Still, Mr Terrier is convinced that investing in sub-Saharan Africa is worthwhile, provided one is prepared for the double-barrelled revolution taking shape – an acceleration in urbanisation and a greater regional integration. In Mr Terrier’s view, these trends could have far-reaching effects. On a more realistic note, he points out that Africa holds the dubious distinction of combining various types of risks – risks of non-payment by States, risks to property rights, risks of non-transferability and non-convertibility in some cases, and risks related to the environment and the absence of the rule of law. Without overcoming these, Mr Terrier’s scenario of an African bull in the 21st century seems a little optimistic.

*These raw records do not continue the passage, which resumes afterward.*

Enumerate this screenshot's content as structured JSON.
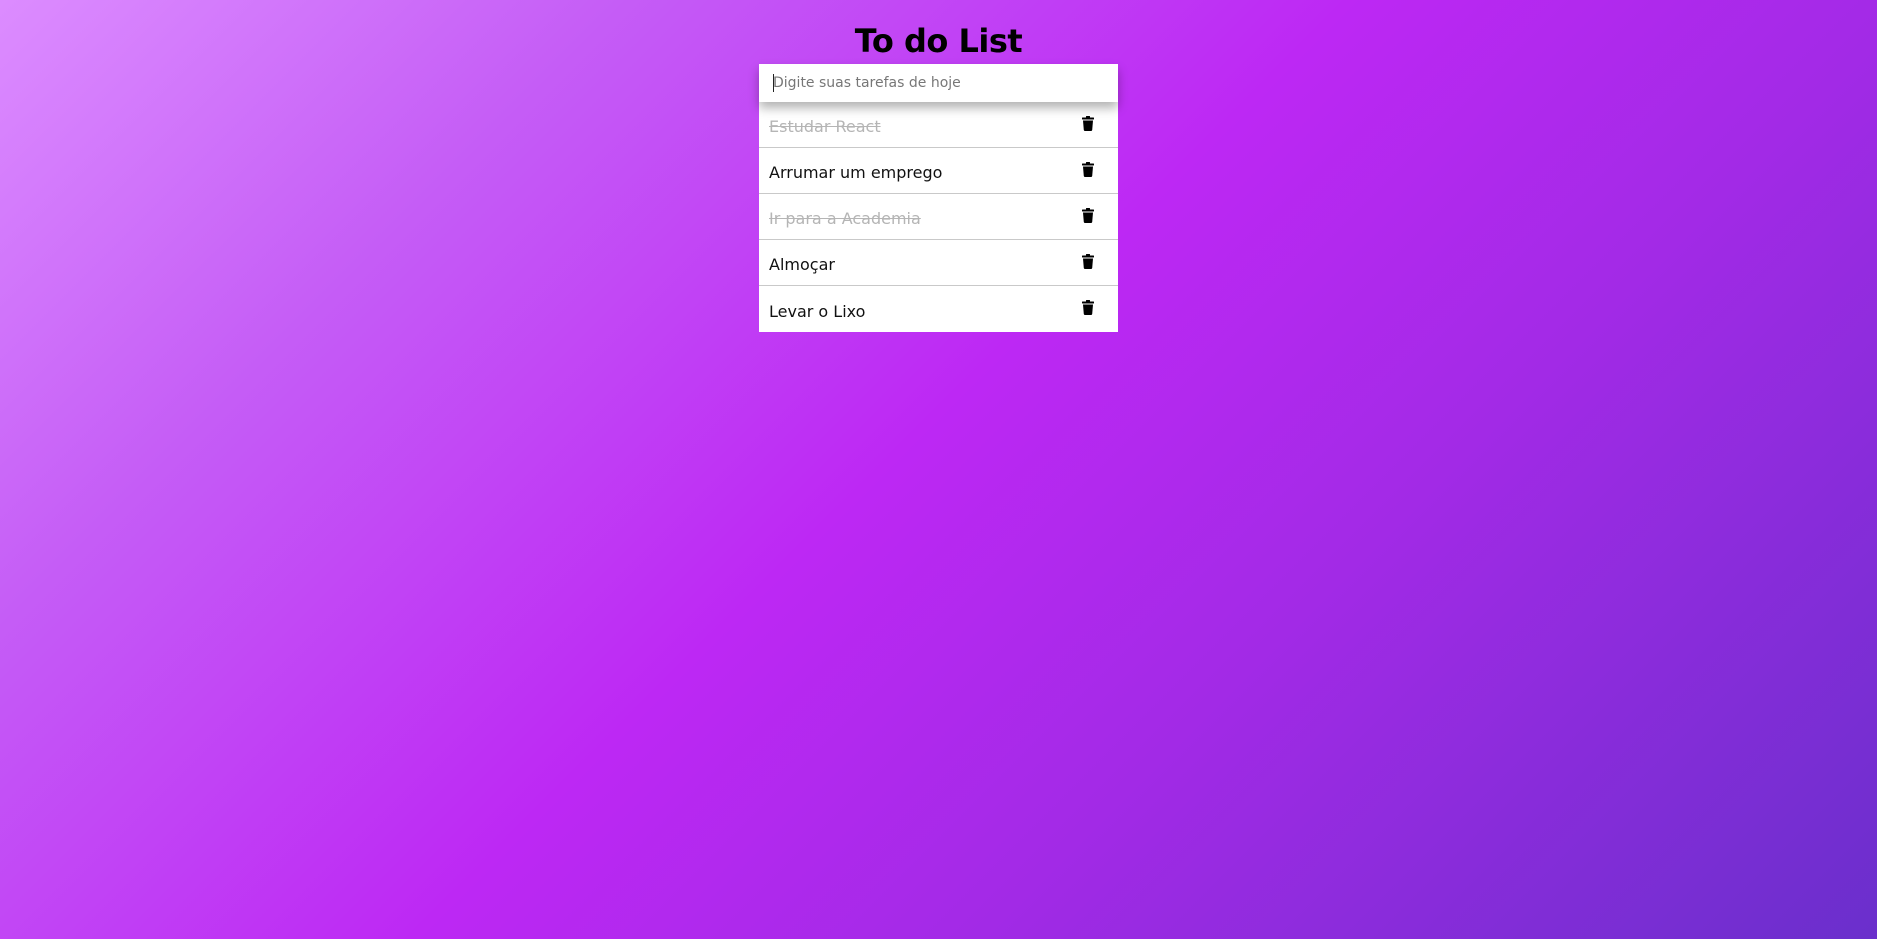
{
  "app": {
    "title": "To do List"
  },
  "input": {
    "placeholder": "Digite suas tarefas de hoje",
    "value": ""
  },
  "tasks": [
    {
      "label": "Estudar React",
      "completed": true,
      "delete_icon": "trash-icon"
    },
    {
      "label": "Arrumar um emprego",
      "completed": false,
      "delete_icon": "trash-icon"
    },
    {
      "label": "Ir para a Academia",
      "completed": true,
      "delete_icon": "trash-icon"
    },
    {
      "label": "Almoçar",
      "completed": false,
      "delete_icon": "trash-icon"
    },
    {
      "label": "Levar o Lixo",
      "completed": false,
      "delete_icon": "trash-icon"
    }
  ],
  "colors": {
    "background_start": "#dc8cff",
    "background_mid": "#bd28f4",
    "background_end": "#6a2fcc",
    "completed_text": "#b5b5b5"
  }
}
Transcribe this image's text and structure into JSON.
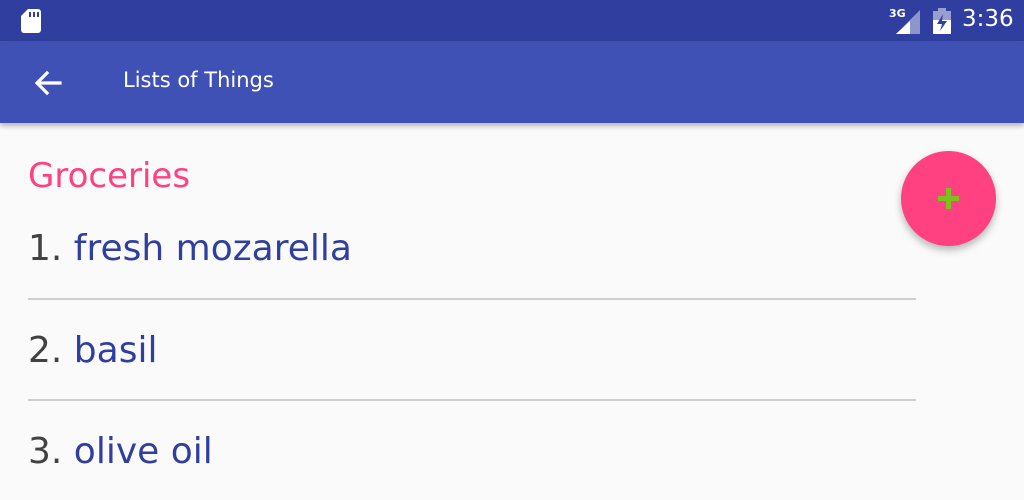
{
  "status_bar": {
    "network_label": "3G",
    "time": "3:36",
    "icons": [
      "sd-card-icon",
      "signal-icon",
      "battery-icon"
    ]
  },
  "toolbar": {
    "title": "Lists of Things",
    "back_icon": "arrow-back-icon"
  },
  "list": {
    "title": "Groceries",
    "items": [
      {
        "number": "1. ",
        "text": "fresh mozarella"
      },
      {
        "number": "2. ",
        "text": "basil"
      },
      {
        "number": "3. ",
        "text": "olive oil"
      }
    ]
  },
  "fab": {
    "icon": "plus-icon"
  },
  "colors": {
    "status_bar": "#303f9f",
    "toolbar": "#3f51b5",
    "accent": "#ff4081",
    "item_text": "#303f9f",
    "fab_icon": "#7cc21f"
  }
}
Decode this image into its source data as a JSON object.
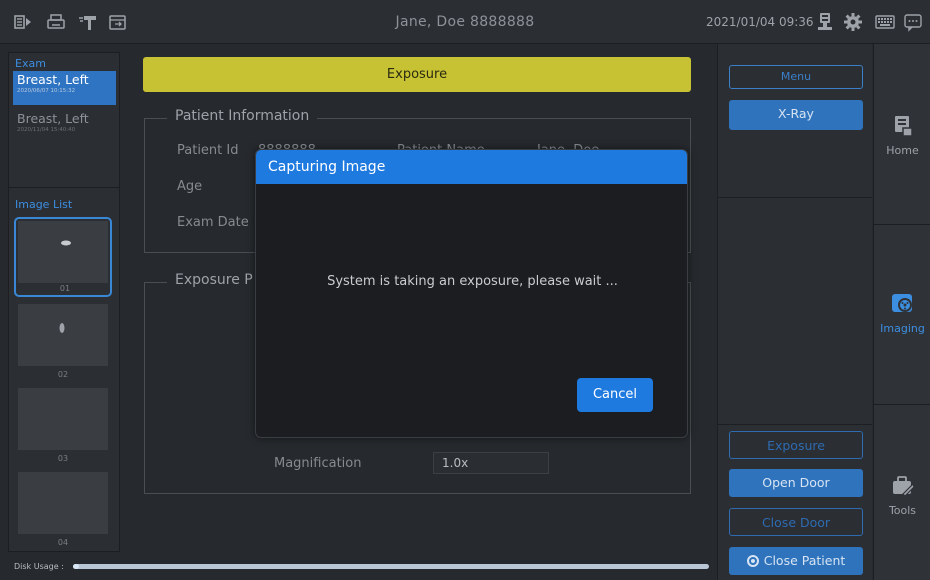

If Africa is to “emerge”, its countries must diversify their economies, emphasised Jean-Claude Berthelemy, Director of the French think-tank, CEPII (Centre d’études prospectives et d’informations internationales). Only then can investors spread their risks and generate more profitable products, earning greater returns on capital, thereby yielding higher growth. Mr Berthelemy cited Mauritius, a prosperous African country which has succeeded in diversifying its economy after creating an institutional framework more open to private initiative, shaping a smoother-functioning financial system and investing in education.

In other words, the future of Africa depends on domestic structural change and reducing aid dependency. As Mr Berthelemy stressed, doubling the effectiveness of aid would be equivalent to doubling the volume of aid. But is that enough? Africa is still cruelly in need of financing if its hopes of “emerging” are to be realised. A large number of African representatives at the conference voiced concern over the steady decline in aid volumes – between 1990 and 1997, aid to the West African region of the Sahel shrank by more than a quarter. Might it be possible to offset the decline of aid with an increase in investment? Certainly, Mr Terrier’s Afro-positive approach could catch on, but on the evidence global investors may need a little more convincing.